Крах «Американской спички» на следующее утро стал одним из тех событий, которое потрясло не только город, но и нацию в целом и надолго осталось в людской памяти. В последний момент было решено, что вместо предъявления требований к займам Каупервуда лучше все-таки будет принести в жертву Халла и Стэкпула. Биржа была закрыта, и все торговые операции прекратились. Это, по крайней мере, защитило банки от убытков на падении котировок и предоставило им несколько дней (в общей сложности, десять), чтобы частично восстановить свое финансовое положение и подстраховаться от неизбежных последствий. Естественно, незначительные биржевые спекулянты по всему городу, те, кто надеялся сколотить состояние на этом крахе, возмущались и жаловались, но не могли повлиять на твердую позицию управляющих биржи, угодливую прессу и союзом между крупными банкирами и «большой четверкой». Президенты банков с серьезным видом говорили о «временной тревожной суматохе». Хэнд, Шрайхарт, Меррилл и Арнил еще глубже залезли в карманы для защиты своих интересов, а победоносный Каупервуд был публично заклеймен мелкими сошками как «пират», «мародер» или «голодный волк» – всеми оскорбительными кличками, какие приходили им в голову. Люди более крупного калибра были вынуждены признать, что столкнулись с достойным противником. Сможет ли он одержать верх над ними? Неужели его уже можно считать самым влиятельным финансистом в Чикаго? Неужели он может безнаказанно выставлять напоказ их беспомощность и собственное превосходство перед их собственными подчиненными?

– Я вынужден уступить! – заявил Хэнд Арнилу и Шрайхарту после того, как совещание завершилось, и все разъехались, а они остались побеседовать друг с другом. – Сегодня мы оказались биты, но лично я не собираюсь опускать руки. Пусть он победил, но не вечно же ему побеждать! Я с ним буду биться до конца, а вы можете остаться со мной или выйти из игры, как пожелаете.

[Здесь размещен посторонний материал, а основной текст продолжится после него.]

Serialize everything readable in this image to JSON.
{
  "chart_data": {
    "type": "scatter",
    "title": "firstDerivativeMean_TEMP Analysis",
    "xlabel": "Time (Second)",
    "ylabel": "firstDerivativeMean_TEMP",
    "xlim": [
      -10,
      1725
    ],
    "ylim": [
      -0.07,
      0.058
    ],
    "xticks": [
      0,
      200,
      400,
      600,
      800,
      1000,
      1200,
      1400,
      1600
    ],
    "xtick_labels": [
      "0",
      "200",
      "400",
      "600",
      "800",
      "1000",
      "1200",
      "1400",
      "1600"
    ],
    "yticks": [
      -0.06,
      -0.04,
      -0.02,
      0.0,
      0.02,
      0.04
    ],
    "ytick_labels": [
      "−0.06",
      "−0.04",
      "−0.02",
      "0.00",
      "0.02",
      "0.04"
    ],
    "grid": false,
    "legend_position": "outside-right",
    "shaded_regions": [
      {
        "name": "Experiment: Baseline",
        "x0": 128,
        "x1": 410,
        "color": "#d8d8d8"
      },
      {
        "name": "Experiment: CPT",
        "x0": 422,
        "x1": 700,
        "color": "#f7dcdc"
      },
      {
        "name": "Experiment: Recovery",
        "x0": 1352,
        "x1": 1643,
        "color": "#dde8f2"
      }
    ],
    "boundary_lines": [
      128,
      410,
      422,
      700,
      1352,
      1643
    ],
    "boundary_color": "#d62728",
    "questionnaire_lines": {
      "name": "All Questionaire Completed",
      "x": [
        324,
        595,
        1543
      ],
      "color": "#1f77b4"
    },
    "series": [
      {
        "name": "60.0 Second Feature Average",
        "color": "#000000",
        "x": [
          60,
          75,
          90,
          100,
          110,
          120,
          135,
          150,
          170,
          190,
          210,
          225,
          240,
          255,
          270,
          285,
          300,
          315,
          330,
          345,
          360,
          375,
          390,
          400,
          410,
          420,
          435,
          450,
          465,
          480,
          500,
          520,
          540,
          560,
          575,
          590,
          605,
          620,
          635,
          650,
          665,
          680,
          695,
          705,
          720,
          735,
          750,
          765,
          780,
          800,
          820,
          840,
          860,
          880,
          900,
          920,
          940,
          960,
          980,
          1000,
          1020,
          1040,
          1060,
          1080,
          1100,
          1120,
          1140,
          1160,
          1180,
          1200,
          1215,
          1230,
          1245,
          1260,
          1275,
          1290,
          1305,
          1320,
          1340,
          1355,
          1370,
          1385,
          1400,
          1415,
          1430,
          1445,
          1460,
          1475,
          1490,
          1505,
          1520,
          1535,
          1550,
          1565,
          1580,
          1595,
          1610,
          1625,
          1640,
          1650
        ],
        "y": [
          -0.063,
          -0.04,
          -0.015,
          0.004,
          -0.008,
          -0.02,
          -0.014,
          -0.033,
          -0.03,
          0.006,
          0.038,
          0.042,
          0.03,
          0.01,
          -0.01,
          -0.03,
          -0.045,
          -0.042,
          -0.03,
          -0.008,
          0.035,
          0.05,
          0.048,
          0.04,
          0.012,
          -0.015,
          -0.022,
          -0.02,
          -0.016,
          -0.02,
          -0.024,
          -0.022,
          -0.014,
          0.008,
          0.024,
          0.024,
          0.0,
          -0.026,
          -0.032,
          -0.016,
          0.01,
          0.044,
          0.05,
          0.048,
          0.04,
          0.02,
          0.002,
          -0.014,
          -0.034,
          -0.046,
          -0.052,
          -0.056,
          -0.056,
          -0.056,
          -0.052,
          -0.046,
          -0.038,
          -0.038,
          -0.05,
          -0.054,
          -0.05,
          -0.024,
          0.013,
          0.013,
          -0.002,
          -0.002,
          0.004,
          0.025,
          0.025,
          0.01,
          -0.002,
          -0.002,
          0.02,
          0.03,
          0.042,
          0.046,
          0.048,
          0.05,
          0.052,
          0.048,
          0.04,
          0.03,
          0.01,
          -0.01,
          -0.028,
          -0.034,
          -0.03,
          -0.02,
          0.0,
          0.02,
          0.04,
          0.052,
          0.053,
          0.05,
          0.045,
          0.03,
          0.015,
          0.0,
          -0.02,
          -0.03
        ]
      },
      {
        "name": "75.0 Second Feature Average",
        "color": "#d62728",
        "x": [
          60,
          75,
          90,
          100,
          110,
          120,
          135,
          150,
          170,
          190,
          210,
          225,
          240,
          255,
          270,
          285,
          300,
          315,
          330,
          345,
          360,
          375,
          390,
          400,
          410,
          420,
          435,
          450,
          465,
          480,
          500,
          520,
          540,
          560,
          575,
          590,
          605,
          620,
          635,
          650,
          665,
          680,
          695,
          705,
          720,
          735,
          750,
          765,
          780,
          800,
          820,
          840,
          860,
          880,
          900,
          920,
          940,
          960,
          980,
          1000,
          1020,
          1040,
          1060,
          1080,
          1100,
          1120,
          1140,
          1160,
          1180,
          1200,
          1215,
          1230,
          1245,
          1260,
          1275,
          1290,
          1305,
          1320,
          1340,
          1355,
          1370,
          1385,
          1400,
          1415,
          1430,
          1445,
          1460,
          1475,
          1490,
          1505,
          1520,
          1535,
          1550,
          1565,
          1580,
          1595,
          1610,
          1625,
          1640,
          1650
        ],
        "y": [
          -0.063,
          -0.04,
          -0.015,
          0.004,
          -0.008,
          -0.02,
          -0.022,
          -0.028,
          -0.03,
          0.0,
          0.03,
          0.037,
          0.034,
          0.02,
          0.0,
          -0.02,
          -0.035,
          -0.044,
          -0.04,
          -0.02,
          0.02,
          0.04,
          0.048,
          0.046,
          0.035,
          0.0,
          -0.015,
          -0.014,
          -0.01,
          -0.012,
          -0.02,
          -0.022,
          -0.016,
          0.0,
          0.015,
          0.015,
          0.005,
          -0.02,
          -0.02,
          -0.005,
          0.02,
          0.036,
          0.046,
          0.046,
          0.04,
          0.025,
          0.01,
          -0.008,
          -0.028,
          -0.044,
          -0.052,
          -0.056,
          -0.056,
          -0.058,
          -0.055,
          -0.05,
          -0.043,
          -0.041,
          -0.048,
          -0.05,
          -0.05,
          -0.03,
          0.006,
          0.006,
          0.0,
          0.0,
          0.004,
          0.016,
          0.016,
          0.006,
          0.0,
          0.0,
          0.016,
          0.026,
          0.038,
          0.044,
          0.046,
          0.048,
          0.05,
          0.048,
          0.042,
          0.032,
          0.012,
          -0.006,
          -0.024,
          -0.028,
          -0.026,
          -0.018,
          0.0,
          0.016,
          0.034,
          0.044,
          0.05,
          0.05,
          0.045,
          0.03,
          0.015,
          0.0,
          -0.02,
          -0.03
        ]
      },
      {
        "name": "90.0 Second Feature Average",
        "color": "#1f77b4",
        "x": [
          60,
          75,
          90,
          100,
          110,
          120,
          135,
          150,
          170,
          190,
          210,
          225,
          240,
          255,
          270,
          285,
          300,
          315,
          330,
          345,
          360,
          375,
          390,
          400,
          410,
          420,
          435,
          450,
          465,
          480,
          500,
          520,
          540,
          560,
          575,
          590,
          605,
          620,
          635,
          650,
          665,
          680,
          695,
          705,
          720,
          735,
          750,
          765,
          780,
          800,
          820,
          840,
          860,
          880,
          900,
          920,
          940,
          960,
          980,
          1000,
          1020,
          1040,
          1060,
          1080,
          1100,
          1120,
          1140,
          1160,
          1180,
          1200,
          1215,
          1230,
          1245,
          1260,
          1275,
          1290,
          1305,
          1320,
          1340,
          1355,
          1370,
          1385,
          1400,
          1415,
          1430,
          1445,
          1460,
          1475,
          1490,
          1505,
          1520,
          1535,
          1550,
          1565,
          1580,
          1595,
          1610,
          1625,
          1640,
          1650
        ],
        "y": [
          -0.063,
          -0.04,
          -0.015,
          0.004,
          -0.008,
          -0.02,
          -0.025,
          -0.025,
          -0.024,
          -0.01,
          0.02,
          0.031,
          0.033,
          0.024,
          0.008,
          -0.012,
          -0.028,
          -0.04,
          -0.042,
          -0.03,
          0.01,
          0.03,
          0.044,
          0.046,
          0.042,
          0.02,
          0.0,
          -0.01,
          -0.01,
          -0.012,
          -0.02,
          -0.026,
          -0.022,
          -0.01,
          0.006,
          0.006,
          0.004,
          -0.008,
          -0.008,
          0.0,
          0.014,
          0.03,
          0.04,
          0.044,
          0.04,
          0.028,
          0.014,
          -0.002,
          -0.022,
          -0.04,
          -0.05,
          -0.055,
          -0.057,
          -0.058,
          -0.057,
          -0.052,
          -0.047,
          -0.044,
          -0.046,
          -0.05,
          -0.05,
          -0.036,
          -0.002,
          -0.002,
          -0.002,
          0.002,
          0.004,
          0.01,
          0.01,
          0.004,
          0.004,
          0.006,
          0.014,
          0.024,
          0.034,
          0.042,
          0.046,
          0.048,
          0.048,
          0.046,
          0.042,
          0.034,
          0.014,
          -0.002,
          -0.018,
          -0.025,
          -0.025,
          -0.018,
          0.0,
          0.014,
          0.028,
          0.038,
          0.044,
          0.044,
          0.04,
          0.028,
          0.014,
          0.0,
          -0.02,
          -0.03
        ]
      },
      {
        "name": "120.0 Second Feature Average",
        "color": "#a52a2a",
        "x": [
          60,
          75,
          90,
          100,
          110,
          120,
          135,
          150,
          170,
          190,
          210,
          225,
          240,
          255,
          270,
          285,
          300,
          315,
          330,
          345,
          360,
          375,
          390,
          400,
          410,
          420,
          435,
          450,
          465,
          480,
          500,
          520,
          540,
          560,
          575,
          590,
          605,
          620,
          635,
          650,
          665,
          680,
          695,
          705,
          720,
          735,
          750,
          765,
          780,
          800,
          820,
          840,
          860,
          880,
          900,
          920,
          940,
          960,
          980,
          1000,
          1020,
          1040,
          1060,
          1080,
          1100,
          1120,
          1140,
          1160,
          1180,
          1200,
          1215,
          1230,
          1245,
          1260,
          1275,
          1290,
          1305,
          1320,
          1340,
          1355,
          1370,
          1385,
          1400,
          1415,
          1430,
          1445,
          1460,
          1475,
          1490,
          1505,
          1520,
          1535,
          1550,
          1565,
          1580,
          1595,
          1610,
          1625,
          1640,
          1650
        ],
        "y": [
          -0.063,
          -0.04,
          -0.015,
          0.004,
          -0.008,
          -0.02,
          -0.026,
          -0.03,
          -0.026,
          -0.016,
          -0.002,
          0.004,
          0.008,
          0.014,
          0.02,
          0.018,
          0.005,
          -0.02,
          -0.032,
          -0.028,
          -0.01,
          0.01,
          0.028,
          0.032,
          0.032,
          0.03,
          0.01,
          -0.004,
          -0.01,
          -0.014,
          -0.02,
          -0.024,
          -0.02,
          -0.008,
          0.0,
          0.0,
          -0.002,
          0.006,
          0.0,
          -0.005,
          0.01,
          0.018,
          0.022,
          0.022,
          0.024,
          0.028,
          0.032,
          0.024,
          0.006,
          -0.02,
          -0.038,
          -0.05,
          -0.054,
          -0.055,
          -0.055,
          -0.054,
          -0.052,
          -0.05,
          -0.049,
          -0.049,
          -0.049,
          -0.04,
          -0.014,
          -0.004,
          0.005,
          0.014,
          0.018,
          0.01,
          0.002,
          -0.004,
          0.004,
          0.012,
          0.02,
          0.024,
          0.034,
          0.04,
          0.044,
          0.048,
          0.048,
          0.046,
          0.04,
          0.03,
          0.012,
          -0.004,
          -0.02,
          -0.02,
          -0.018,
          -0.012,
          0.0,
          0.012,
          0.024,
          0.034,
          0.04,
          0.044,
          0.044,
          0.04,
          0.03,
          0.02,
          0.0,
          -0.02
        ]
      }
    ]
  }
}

– Вот и правильно! – воскликнул Шрайхарт и сочувственно положил руку ему на плечо. – Каждый мой доллар будет к вашим услугам, Хосмер. Этот парень не сможет победить нас, и я останусь с вами до конца.

Арнил, проводивший Меррилла и остальных до парадной двери, был угрюм и молчалив. Он получил оскорбление от человека, которого еще лишь несколько лет назад посчитал бы мелким выскочкой. Каупервуд ухватил льва за гриву в его собственном логове, диктуя условия ведущим финансовым игрокам города, гордо и решительно возвышаясь над ними, улыбаясь им в лицо и недвусмысленно намекая, что они могут катиться к дьяволу. Взгляд мистера Арнила гневно полыхал из-под нахмуренных бровей, но что он мог поделать?

– Посмотрим, что покажет время, – сказал он. – Сейчас ничего другого не остается – кризис нагрянул неожиданно. Вы говорите, что еще не разобрались с этим человеком, Хосмер, и я присоединяюсь к вашему мнению. Но нам нужно выждать время. Мы должны окончательно сломить его влияние в этом городе, и я уверен, что в конце концов мы сможем это сделать.

Соратники остались благодарны мистеру Арнилу за его твердые слова, хотя завтра им и ему самому предстояло расстаться с миллионами долларов ради защиты своих капиталов и поддержки банков. Меррилл впервые пришел к выводу, что с этих пор ему придется открыто выступить против Каупервуда, хотя даже теперь он восхищался его мужеством.

«Но он слишком дерзок, слишком высокомерен! – подумал он. – Настоящий лев, а не человек! Человек с сердцем нумидийского льва».

И это была правда.

Поскольку в ближайшем будущем не предвиделось политических схваток, с того дня в Чикаго наступило относительное затишье, хотя оно больше напоминало противостояние двух военных лагерей, заключивших временное перемирие. Шрайхарт, Хэнд, Арнил и Меррилл оставались настороже. Главная забота Каупервуда состояла в том, чтобы его противникам не удалось осуществить план политического превосходства над ним во время первых или трех предстоящих выборов, которые должны были происходить каждые два года с настоящего времени до 1903 года, когда настанет срок подтверждения его концессий. Поскольку в прошлом Каупервуду приходилось бороться с помощью взяток и вероломства, в ходе последующих схваток они могли больше затруднять для Каупервуда и его агентов задачу подкупа избираемых городских чиновников. На смену продажным и услужливым членам совета, которых он сейчас контролировал, могли прийти новые люди, если не более честные, то более преданные врагу, которые будут препятствовать продлению его концессий. Но для осуществления задуманных им колоссальных проектов: расширения художественной коллекции, строительства нового особняка, укрепления финансового престижа, возвращения в высшее общество и союза с женщиной, достойной разделить его трон, – ему требовалось закрепить за собой право на двадцатилетние, а лучше на пятидесятилетние концессии.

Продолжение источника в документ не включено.